The simplifications assumed in the work, only one single load type has been considered, that although the most frequent is not the most demanding for the femur, homogeneous and isotropic behavior of bone, are justified by its comparative purpose.
CONCLUSION
The evidence that comes from this study is that stresses in the long bones diaphysis in the middle section (section 3) were higher in the “kissing” plates configuration and that they could be reduced if the new plate is put for a short portion over the old one. The overlapped plates configuration allows to better distribute stresses on the bone region between plates ends. The stress peak in the middle section, that is evident in the “kissing” configuration, disappears, nevertheless stress is not eliminated, in fact it is important that stress does not reach a value too low compared to physiological one, under the overlapped plates limiting the stress shielding and preventing the consequent bone resorption [34, 35]. We can speculate that results depend on the capability of the two overlapped plates of working together as an elastic damper, like leaf springs in old cars. Probably variables like plates dimensions (width, length, thickness), materials, friction forces between the plates and between the plates and the bone, the strength in screws tightening and the amount of overlapping play a role in the stresses reduction.
Although the peak of stress reached in the middle section area in the kissing configuration does not reach failure values, it warns about the increase possibility of a re-fracture in this area.
In the clinical setting the patient presents a fracture that is already healed under the old plate and a new fracture that is starting its healing process under the new plate. The problem to the surgeon, from this perspective, is not controlling the fracture healing process, but not to create a new one at the plate crossing point.
In conclusion, fractures around implants, very frequent in elderly patients, force surgeons to a better understatement of the bone behavior in proximity and under plates. Surgeons may consider not to remove the implant because of the poor bone quality and low life expectancy.
The main evidence we showed is that, in silico, an overlapped plates configuration, compared with a “kissing” plates one, even if greatly reduces the state of stress in the bone, especially in tension, it allows a homogeneous stress distribution avoiding large discontinuities that notoriously the bone does not like.

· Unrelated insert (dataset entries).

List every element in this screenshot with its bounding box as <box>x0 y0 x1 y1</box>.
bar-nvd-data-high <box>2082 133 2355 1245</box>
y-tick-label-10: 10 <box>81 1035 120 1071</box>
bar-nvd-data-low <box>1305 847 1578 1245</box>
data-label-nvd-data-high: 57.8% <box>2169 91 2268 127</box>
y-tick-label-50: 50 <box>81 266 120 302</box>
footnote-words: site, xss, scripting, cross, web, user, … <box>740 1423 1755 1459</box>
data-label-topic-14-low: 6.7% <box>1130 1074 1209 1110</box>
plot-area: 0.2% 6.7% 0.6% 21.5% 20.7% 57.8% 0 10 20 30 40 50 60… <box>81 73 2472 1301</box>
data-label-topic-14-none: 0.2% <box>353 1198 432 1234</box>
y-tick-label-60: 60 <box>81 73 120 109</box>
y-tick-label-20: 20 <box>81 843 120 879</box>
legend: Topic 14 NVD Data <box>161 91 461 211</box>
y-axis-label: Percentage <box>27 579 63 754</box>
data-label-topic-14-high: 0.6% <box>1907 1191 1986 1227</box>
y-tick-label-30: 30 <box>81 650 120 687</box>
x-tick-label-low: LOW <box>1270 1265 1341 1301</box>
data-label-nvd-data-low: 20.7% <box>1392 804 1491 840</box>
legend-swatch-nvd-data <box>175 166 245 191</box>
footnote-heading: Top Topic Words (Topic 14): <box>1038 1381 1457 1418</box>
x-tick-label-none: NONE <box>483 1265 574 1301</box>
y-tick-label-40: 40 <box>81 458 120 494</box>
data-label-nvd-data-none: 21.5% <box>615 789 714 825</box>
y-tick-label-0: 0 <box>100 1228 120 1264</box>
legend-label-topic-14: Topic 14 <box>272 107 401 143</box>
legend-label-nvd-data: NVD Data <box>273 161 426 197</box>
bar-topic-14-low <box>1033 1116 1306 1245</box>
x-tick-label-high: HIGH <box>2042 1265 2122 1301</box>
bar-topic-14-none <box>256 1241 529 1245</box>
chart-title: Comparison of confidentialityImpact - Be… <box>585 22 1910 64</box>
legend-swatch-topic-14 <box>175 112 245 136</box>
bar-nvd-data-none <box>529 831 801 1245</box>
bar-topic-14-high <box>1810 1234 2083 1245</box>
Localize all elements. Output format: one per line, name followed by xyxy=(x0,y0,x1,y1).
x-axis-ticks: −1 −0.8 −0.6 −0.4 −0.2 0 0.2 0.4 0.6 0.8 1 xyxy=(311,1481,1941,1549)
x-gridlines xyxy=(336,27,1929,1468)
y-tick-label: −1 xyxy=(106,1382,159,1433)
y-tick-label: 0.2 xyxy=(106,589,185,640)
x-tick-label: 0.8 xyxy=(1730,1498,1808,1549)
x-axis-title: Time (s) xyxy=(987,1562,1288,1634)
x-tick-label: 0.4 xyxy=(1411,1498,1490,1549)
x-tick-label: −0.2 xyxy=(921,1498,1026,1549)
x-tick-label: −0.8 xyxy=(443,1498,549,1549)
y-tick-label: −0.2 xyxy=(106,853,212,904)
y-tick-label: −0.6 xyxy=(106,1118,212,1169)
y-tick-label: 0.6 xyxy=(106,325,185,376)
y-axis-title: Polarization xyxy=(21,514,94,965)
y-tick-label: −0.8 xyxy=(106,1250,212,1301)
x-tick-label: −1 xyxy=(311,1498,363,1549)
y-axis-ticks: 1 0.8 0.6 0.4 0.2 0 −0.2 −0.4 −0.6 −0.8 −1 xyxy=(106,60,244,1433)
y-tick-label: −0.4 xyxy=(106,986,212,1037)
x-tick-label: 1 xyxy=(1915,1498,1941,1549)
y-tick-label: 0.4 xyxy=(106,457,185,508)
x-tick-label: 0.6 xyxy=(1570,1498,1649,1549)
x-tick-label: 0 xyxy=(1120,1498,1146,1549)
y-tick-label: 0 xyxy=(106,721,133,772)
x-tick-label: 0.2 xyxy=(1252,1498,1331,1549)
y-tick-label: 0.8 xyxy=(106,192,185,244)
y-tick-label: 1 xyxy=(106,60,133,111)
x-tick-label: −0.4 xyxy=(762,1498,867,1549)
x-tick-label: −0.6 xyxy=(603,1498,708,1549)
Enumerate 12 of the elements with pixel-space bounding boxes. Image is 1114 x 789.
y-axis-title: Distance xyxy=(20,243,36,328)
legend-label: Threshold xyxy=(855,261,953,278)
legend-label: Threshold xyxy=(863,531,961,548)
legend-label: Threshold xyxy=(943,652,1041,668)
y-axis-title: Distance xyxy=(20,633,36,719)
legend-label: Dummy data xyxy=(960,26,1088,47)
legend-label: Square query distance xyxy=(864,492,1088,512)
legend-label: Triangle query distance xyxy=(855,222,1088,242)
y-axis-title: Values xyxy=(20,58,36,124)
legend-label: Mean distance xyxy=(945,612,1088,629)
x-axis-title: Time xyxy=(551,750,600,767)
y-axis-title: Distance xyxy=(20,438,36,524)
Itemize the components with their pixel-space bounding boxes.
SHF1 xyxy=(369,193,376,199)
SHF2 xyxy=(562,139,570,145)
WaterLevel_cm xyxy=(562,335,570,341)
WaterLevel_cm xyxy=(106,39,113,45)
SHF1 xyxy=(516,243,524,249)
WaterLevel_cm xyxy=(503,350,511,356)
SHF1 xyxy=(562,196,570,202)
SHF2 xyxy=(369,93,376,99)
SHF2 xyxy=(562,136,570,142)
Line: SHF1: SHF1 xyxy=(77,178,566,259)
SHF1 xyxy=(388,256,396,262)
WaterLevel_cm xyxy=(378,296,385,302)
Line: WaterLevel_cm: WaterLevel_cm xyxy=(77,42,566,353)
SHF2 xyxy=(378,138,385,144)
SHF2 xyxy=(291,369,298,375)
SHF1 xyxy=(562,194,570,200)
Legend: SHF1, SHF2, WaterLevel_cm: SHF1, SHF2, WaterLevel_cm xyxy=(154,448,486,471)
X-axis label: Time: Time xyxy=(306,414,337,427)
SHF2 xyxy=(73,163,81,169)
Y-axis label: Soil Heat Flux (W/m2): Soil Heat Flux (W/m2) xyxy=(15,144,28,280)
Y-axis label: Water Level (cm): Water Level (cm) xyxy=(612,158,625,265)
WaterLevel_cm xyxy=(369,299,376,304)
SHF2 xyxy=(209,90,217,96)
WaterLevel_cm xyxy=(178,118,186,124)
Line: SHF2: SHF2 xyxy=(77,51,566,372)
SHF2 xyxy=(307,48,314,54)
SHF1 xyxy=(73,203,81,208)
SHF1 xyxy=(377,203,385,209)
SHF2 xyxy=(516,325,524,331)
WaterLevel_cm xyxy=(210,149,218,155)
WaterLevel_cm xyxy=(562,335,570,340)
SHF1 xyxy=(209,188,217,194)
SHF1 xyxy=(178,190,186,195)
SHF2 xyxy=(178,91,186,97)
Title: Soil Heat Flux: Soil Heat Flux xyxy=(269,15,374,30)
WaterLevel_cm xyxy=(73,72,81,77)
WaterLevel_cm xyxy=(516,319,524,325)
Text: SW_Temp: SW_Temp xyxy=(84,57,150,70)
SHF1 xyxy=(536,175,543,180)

Some features remain to be studied and we look forward for other experimental and clinical in vivo studies to produce well defined guidelines.
CONSENT FOR PUBLICATION
Not applicable.
AVAILABILITY OF DATA AND MATERIALS
The data that support the findings of this study are available from the corresponding author, [C . Bignardi], upon reasonable request.
FUNDING
None.
CONFLICT OF INTEREST
This work was done at the Department of Orthopaedics and Traumatology, Orthopaedic and Trauma Center, Azienda Ospedaliera Universitaria Città della Salute e della Scienza di Torino and at the Department of Mechanical and Aerospace Engineering (DIMEAS), Politecnico di Torino, Torino, Italy.
Each author certifies that he or she has no commercial associations (e.g, consultancies, stock ownership, equity interest, patent/licensing arrangements, etc.) that might pose a conflict of interest in connection with the submitted article.
ACKNOWLEDGEMENTS
We thank Alex Trumble for his precious assistance.